The cat sat down in front of him and stared at him.
"I accept," said Mo, so hoarsely that he could hardly make out his own words. "But I make a condition, too: Give me the FireDancer to go with me. My voice stole ten years of his life. Let me give them back to him. And there’s another thing. . . . Don’t the songs say that the Adderhead’s death will come out of the fire?"
The cat crouched down. Fur fell red on the rotting leaves. Bones covered themselves with flesh and feathers again, and the gold-mocker with its bloodstained breast fluttered up to settle on Mo’s shoulder.
"You like to make what the songs say come true, do you?" the bird whispered to him.
"Very well, I will give him to you. Let the Fire-Dancer live again. But if spring comes and the Adderhead is still immortal, his heart will stop beating at the same time as yours — and your daughter’s."
Mo felt dizzy. He wanted to seize the bird and wring its golden neck to silence that voice, so old and pitiless, with irony in every word. Meggie.

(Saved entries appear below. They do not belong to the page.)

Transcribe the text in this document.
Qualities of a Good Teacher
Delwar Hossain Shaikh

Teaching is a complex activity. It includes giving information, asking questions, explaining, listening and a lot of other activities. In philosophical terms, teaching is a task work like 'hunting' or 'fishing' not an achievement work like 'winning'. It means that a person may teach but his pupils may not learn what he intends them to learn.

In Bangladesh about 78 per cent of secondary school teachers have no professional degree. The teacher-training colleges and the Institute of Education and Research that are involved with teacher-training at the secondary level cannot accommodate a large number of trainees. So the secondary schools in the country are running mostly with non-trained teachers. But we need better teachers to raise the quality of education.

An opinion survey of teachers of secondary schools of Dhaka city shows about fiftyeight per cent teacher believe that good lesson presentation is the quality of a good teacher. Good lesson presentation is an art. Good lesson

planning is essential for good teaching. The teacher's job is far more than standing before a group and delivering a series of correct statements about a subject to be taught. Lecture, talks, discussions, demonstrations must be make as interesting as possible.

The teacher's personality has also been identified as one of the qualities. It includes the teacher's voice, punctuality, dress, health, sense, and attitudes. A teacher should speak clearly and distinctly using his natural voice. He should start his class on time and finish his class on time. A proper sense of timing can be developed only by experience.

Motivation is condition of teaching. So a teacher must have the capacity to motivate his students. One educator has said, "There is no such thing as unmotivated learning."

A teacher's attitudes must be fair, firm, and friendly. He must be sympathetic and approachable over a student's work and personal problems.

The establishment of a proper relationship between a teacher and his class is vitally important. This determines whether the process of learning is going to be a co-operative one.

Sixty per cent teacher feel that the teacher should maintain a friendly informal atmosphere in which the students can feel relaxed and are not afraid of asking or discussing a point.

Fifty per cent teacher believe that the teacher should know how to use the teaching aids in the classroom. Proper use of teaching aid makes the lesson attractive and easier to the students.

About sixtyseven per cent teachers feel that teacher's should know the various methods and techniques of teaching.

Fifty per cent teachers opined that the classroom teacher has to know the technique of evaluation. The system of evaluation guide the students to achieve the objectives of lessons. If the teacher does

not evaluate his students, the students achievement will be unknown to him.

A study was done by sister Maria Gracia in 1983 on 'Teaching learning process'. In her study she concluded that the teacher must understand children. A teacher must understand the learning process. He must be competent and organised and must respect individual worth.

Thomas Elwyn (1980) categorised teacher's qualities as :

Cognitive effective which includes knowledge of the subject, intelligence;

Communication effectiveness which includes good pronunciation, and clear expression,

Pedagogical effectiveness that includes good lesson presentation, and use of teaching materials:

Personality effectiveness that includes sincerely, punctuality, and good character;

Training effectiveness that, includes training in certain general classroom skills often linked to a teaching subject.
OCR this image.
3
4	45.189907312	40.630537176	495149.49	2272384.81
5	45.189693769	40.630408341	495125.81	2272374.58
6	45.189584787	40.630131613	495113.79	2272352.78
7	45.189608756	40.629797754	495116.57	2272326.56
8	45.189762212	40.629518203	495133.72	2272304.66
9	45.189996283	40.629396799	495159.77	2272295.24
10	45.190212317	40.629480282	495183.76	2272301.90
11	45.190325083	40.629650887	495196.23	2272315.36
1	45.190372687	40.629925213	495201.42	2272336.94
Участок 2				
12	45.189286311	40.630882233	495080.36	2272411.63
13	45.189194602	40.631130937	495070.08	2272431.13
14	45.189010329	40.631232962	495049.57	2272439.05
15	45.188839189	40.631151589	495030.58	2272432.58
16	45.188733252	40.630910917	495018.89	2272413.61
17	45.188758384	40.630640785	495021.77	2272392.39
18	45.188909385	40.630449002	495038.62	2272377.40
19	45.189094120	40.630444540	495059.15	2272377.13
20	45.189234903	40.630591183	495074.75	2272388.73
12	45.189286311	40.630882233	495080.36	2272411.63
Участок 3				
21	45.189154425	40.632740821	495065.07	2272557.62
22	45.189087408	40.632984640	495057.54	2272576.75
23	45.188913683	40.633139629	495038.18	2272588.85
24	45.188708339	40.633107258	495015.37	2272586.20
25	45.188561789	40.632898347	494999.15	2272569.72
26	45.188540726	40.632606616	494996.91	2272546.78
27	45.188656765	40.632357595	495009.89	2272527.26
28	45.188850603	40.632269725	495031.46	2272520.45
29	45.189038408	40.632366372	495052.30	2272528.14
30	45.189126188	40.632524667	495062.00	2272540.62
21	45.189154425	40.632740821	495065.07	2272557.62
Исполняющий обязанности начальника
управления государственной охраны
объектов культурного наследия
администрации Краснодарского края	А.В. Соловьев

He almost stumbled as he went to Dustfinger’s side once more.
This time the White Women were reluctant to make way for him.
"As you see, my daughters don’t like to let him go," said the old woman’s voice.

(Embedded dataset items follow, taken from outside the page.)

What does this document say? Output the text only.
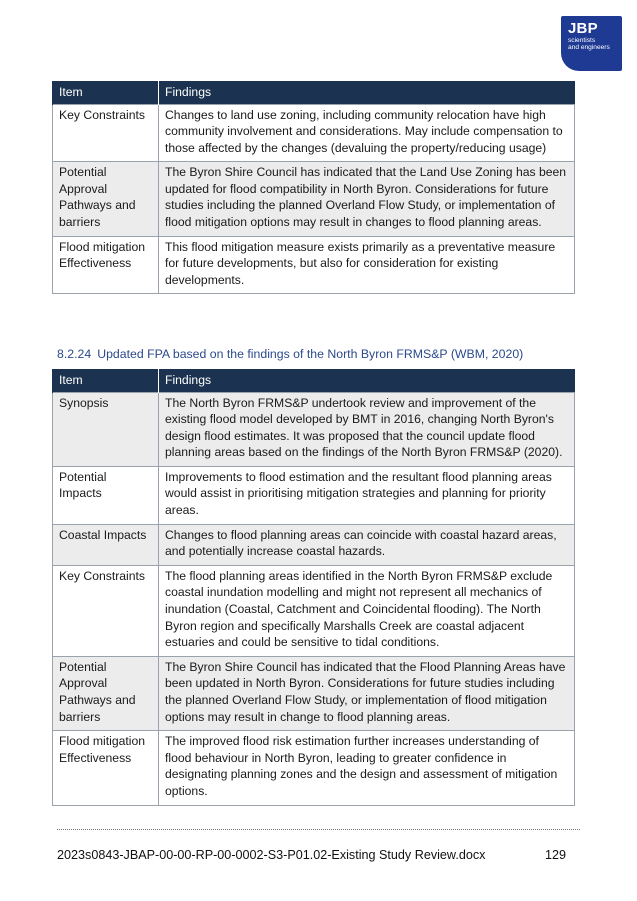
JBP
scientists
and engineers
Item	Findings
Key Constraints	Changes to land use zoning, including community relocation have high community involvement and considerations. May include compensation to those affected by the changes (devaluing the property/reducing usage)
Potential Approval Pathways and barriers	The Byron Shire Council has indicated that the Land Use Zoning has been updated for flood compatibility in North Byron. Considerations for future studies including the planned Overland Flow Study, or implementation of flood mitigation options may result in changes to flood planning areas.
Flood mitigation Effectiveness	This flood mitigation measure exists primarily as a preventative measure for future developments, but also for consideration for existing developments.
8.2.24 Updated FPA based on the findings of the North Byron FRMS&P (WBM, 2020)
Item	Findings
Synopsis	The North Byron FRMS&P undertook review and improvement of the existing flood model developed by BMT in 2016, changing North Byron's design flood estimates. It was proposed that the council update flood planning areas based on the findings of the North Byron FRMS&P (2020).
Potential Impacts	Improvements to flood estimation and the resultant flood planning areas would assist in prioritising mitigation strategies and planning for priority areas.
Coastal Impacts	Changes to flood planning areas can coincide with coastal hazard areas, and potentially increase coastal hazards.
Key Constraints	The flood planning areas identified in the North Byron FRMS&P exclude coastal inundation modelling and might not represent all mechanics of inundation (Coastal, Catchment and Coincidental flooding). The North Byron region and specifically Marshalls Creek are coastal adjacent estuaries and could be sensitive to tidal conditions.
Potential Approval Pathways and barriers	The Byron Shire Council has indicated that the Flood Planning Areas have been updated in North Byron. Considerations for future studies including the planned Overland Flow Study, or implementation of flood mitigation options may result in change to flood planning areas.
Flood mitigation Effectiveness	The improved flood risk estimation further increases understanding of flood behaviour in North Byron, leading to greater confidence in designating planning zones and the design and assessment of mitigation options.
2023s0843-JBAP-00-00-RP-00-0002-S3-P01.02-Existing Study Review.docx	129
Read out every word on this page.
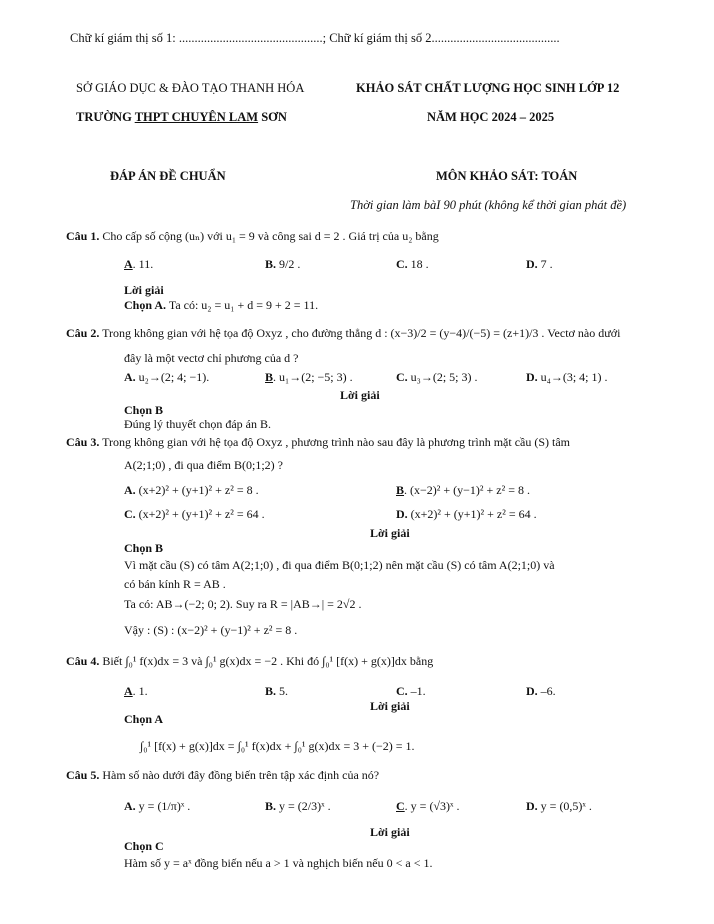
Chữ kí giám thị số 1: ..............................................; Chữ kí giám thị số 2.........................................
SỞ GIÁO DỤC & ĐÀO TẠO THANH HÓA	KHẢO SÁT CHẤT LƯỢNG HỌC SINH LỚP 12
TRƯỜNG THPT CHUYÊN LAM SƠN	NĂM HỌC 2024 – 2025
ĐÁP ÁN ĐỀ CHUẨN	MÔN KHẢO SÁT: TOÁN
Thời gian làm bàI 90 phút (không kể thời gian phát đề)
Câu 1. Cho cấp số cộng (uₙ) với u₁ = 9 và công sai d = 2 . Giá trị của u₂ bằng
A. 11.	B. 9/2 .	C. 18 .	D. 7 .
Lời giải
Chọn A. Ta có: u₂ = u₁ + d = 9 + 2 = 11.
Câu 2. Trong không gian với hệ tọa độ Oxyz , cho đường thẳng d : (x−3)/2 = (y−4)/(−5) = (z+1)/3 . Vectơ nào dưới
đây là một vectơ chỉ phương của d ?
A. u₂→(2; 4; −1).	B. u₁→(2; −5; 3) .	C. u₃→(2; 5; 3) .	D. u₄→(3; 4; 1) .
Lời giải
Chọn B
Đúng lý thuyết chọn đáp án B.
Câu 3. Trong không gian với hệ tọa độ Oxyz , phương trình nào sau đây là phương trình mặt cầu (S) tâm
A(2;1;0) , đi qua điểm B(0;1;2) ?
A. (x+2)² + (y+1)² + z² = 8 .	B. (x−2)² + (y−1)² + z² = 8 .
C. (x+2)² + (y+1)² + z² = 64 .	D. (x+2)² + (y+1)² + z² = 64 .
Lời giải
Chọn B
Vì mặt cầu (S) có tâm A(2;1;0) , đi qua điểm B(0;1;2) nên mặt cầu (S) có tâm A(2;1;0) và
có bán kính R = AB .
Ta có: AB→(−2; 0; 2). Suy ra R = |AB→| = 2√2 .
Vậy : (S) : (x−2)² + (y−1)² + z² = 8 .
Câu 4. Biết ∫₀¹ f(x)dx = 3 và ∫₀¹ g(x)dx = −2 . Khi đó ∫₀¹ [f(x) + g(x)]dx bằng
A. 1.	B. 5.	C. –1.	D. –6.
Lời giải
Chọn A
∫₀¹ [f(x) + g(x)]dx = ∫₀¹ f(x)dx + ∫₀¹ g(x)dx = 3 + (−2) = 1.
Câu 5. Hàm số nào dưới đây đồng biến trên tập xác định của nó?
A. y = (1/π)ˣ .	B. y = (2/3)ˣ .	C. y = (√3)ˣ .	D. y = (0,5)ˣ .
Lời giải
Chọn C
Hàm số y = aˣ đồng biến nếu a > 1 và nghịch biến nếu 0 < a < 1.
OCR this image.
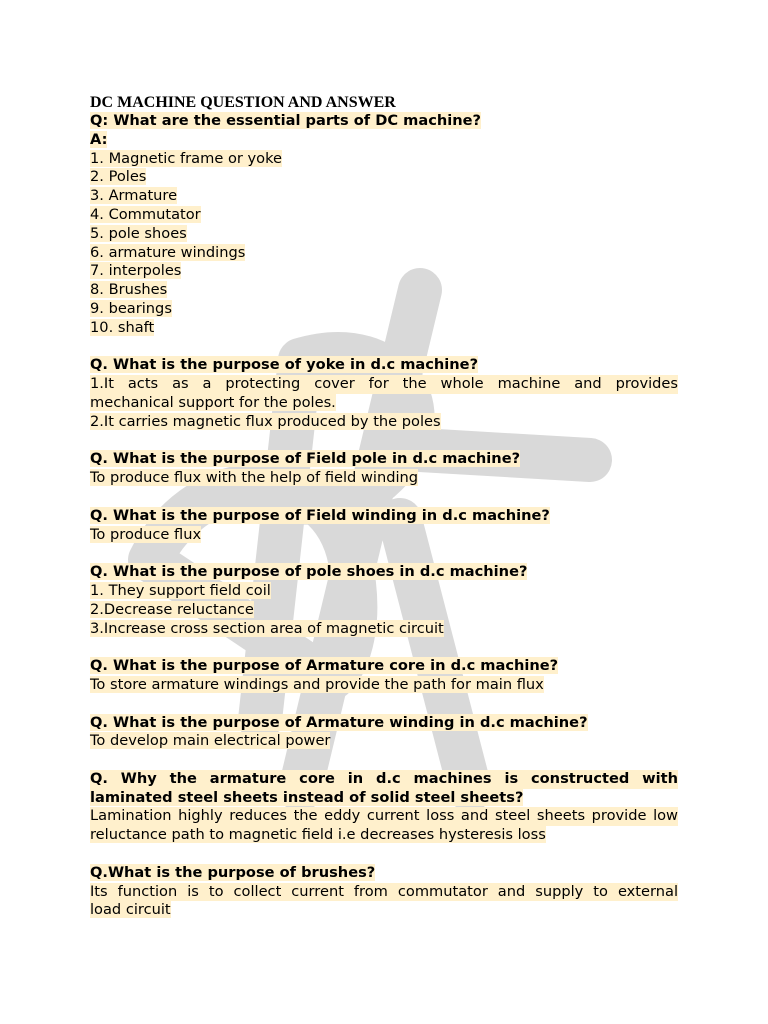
DC MACHINE QUESTION AND ANSWER

Q: What are the essential parts of DC machine?

A:

1. Magnetic frame or yoke

2. Poles

3. Armature

4. Commutator

5. pole shoes

6. armature windings

7. interpoles

8. Brushes

9. bearings

10. shaft

Q. What is the purpose of yoke in d.c machine?

1.It acts as a protecting cover for the whole machine and provides

mechanical support for the poles.

2.It carries magnetic flux produced by the poles

Q. What is the purpose of Field pole in d.c machine?

To produce flux with the help of field winding

Q. What is the purpose of Field winding in d.c machine?

To produce flux

Q. What is the purpose of pole shoes in d.c machine?

1. They support field coil

2.Decrease reluctance

3.Increase cross section area of magnetic circuit

Q. What is the purpose of Armature core in d.c machine?

To store armature windings and provide the path for main flux

Q. What is the purpose of Armature winding in d.c machine?

To develop main electrical power

Q. Why the armature core in d.c machines is constructed with

laminated steel sheets instead of solid steel sheets?

Lamination highly reduces the eddy current loss and steel sheets provide low

reluctance path to magnetic field i.e decreases hysteresis loss

Q.What is the purpose of brushes?

Its function is to collect current from commutator and supply to external

load circuit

"Even though they know he will come back."
Mo looked at the motionless body. The face was indeed so much more tranquil than it had been in life, and all of a sudden he wasn’t sure whether he was really doing Dustfinger a favor by calling him back.

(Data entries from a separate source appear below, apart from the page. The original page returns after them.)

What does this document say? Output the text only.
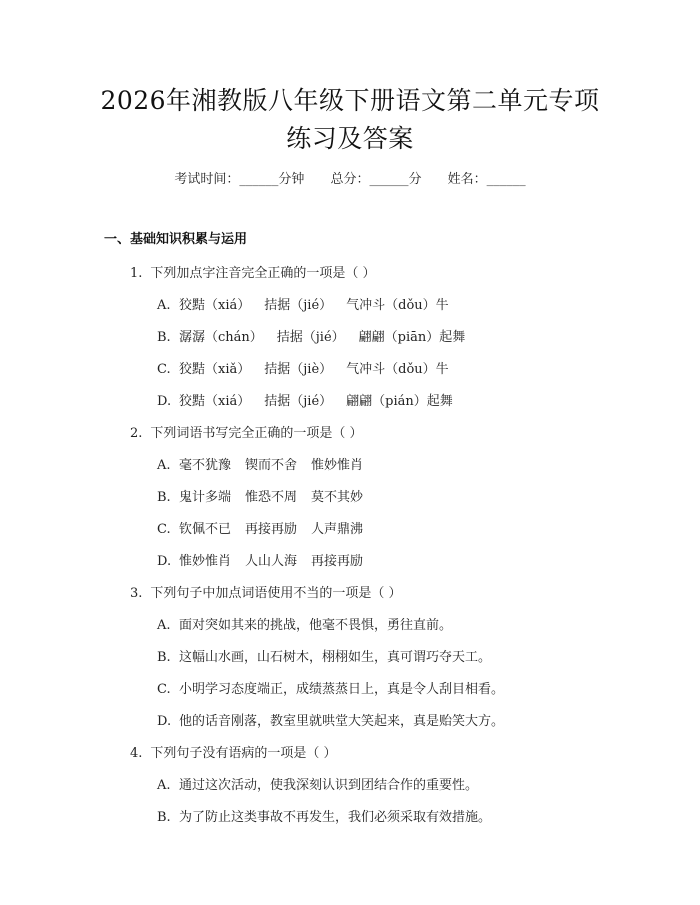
2026年湘教版八年级下册语文第二单元专项
练习及答案
考试时间：______分钟 总分：______分 姓名：______
一、基础知识积累与运用
1. 下列加点字注音完全正确的一项是（ ）
A. 狡黠（xiá） 拮据（jié） 气冲斗（dǒu）牛
B. 潺潺（chán） 拮据（jié） 翩翩（piān）起舞
C. 狡黠（xiǎ） 拮据（jiè） 气冲斗（dǒu）牛
D. 狡黠（xiá） 拮据（jié） 翩翩（pián）起舞
2. 下列词语书写完全正确的一项是（ ）
A. 毫不犹豫 锲而不舍 惟妙惟肖
B. 鬼计多端 惟恐不周 莫不其妙
C. 钦佩不已 再接再励 人声鼎沸
D. 惟妙惟肖 人山人海 再接再励
3. 下列句子中加点词语使用不当的一项是（ ）
A. 面对突如其来的挑战，他毫不畏惧，勇往直前。
B. 这幅山水画，山石树木，栩栩如生，真可谓巧夺天工。
C. 小明学习态度端正，成绩蒸蒸日上，真是令人刮目相看。
D. 他的话音刚落，教室里就哄堂大笑起来，真是贻笑大方。
4. 下列句子没有语病的一项是（ ）
A. 通过这次活动，使我深刻认识到团结合作的重要性。
B. 为了防止这类事故不再发生，我们必须采取有效措施。
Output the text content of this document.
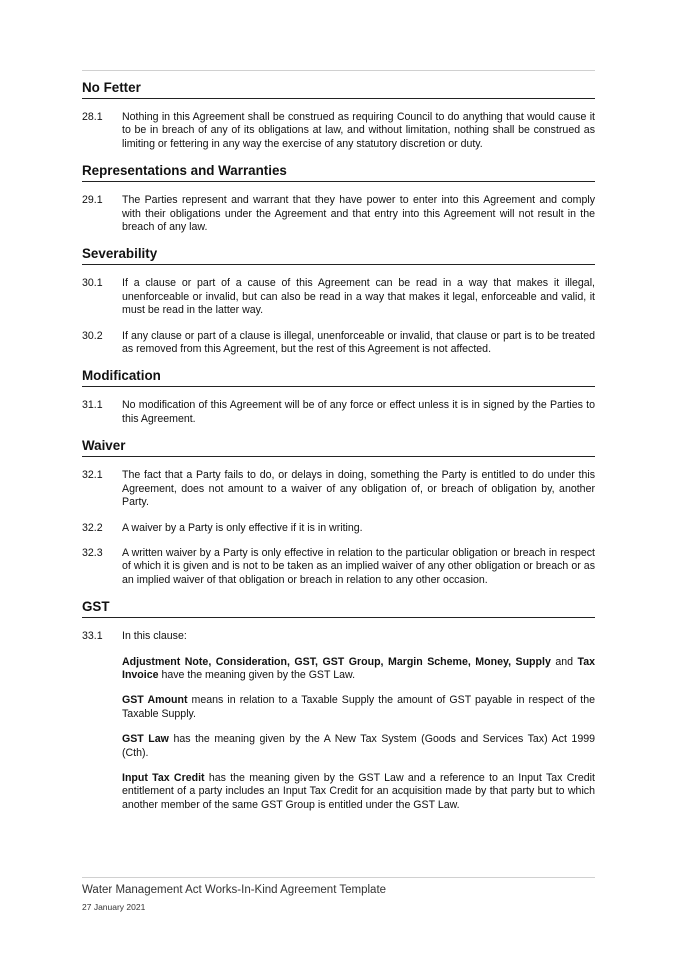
No Fetter
28.1	Nothing in this Agreement shall be construed as requiring Council to do anything that would cause it to be in breach of any of its obligations at law, and without limitation, nothing shall be construed as limiting or fettering in any way the exercise of any statutory discretion or duty.
Representations and Warranties
29.1	The Parties represent and warrant that they have power to enter into this Agreement and comply with their obligations under the Agreement and that entry into this Agreement will not result in the breach of any law.
Severability
30.1	If a clause or part of a cause of this Agreement can be read in a way that makes it illegal, unenforceable or invalid, but can also be read in a way that makes it legal, enforceable and valid, it must be read in the latter way.
30.2	If any clause or part of a clause is illegal, unenforceable or invalid, that clause or part is to be treated as removed from this Agreement, but the rest of this Agreement is not affected.
Modification
31.1	No modification of this Agreement will be of any force or effect unless it is in signed by the Parties to this Agreement.
Waiver
32.1	The fact that a Party fails to do, or delays in doing, something the Party is entitled to do under this Agreement, does not amount to a waiver of any obligation of, or breach of obligation by, another Party.
32.2	A waiver by a Party is only effective if it is in writing.
32.3	A written waiver by a Party is only effective in relation to the particular obligation or breach in respect of which it is given and is not to be taken as an implied waiver of any other obligation or breach or as an implied waiver of that obligation or breach in relation to any other occasion.
GST
33.1	In this clause:

Adjustment Note, Consideration, GST, GST Group, Margin Scheme, Money, Supply and Tax Invoice have the meaning given by the GST Law.

GST Amount means in relation to a Taxable Supply the amount of GST payable in respect of the Taxable Supply.

GST Law has the meaning given by the A New Tax System (Goods and Services Tax) Act 1999 (Cth).

Input Tax Credit has the meaning given by the GST Law and a reference to an Input Tax Credit entitlement of a party includes an Input Tax Credit for an acquisition made by that party but to which another member of the same GST Group is entitled under the GST Law.

Water Management Act Works-In-Kind Agreement Template
27 January 2021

The bird was still on his shoulder, so light in weight, so sharp of claw.
"What are you waiting for?" asked Death. "Call him!"
And Mo obeyed.
They had gone. Had left him alone with all the blue, that clashed with the red of the fire. Blue as the evening sky, blue as cranesbill flowers, blue as the lips of drowned men and the heart of a blaze burning with too hot a flame. Yes, sometimes it was hot in this world, too. Hot and cold, light and dark, terrible and beautiful, it was everything all at once. It wasn’t true that you felt nothing in the land of Death. You felt and heard and smelled and saw, but your heart remained strangely calm, as if it were resting before the dance began again.
Peace. Was that the word?
Did the guardians of this world feel it, too, or did they long for something else? The pain they didn’t know, the flesh they didn’t dwell in. Perhaps. Or perhaps not. He couldn’t tell from their faces. He saw both there: peace and longing, joy and pain. As if they knew about everything in this world and the other, just as they themselves were made of every color at once, all the colors of the rainbow merging into white light. They told him that the land of Death had other places, too, darker than the one where they had brought him and where no one stayed for long except for him.
Because he called up fire for them.
The White Women both feared and loved fire. They warmed their pale hands at it, laughing like children when he made it dance for them. They were children, young and old at the same time, so old. They made him form trees and flowers of fire, a fiery sun and moon, but for himself he made the fire paint faces, the faces he saw when the White Women took him with them to the river where they washed the hearts of the dead. Look into it, they whispered to him. Look into it, then those who love you will see you in their dreams. And he leaned over the clear blue water and looked at the boy and the woman and the girl whose names he had forgotten, and saw them smiling in their sleep.
Why don’t I know their names anymore? he asked.
Because we’ve washed your heart, they said. Because we’ve washed it in the blue water that parts this world from the other one. It makes you forget.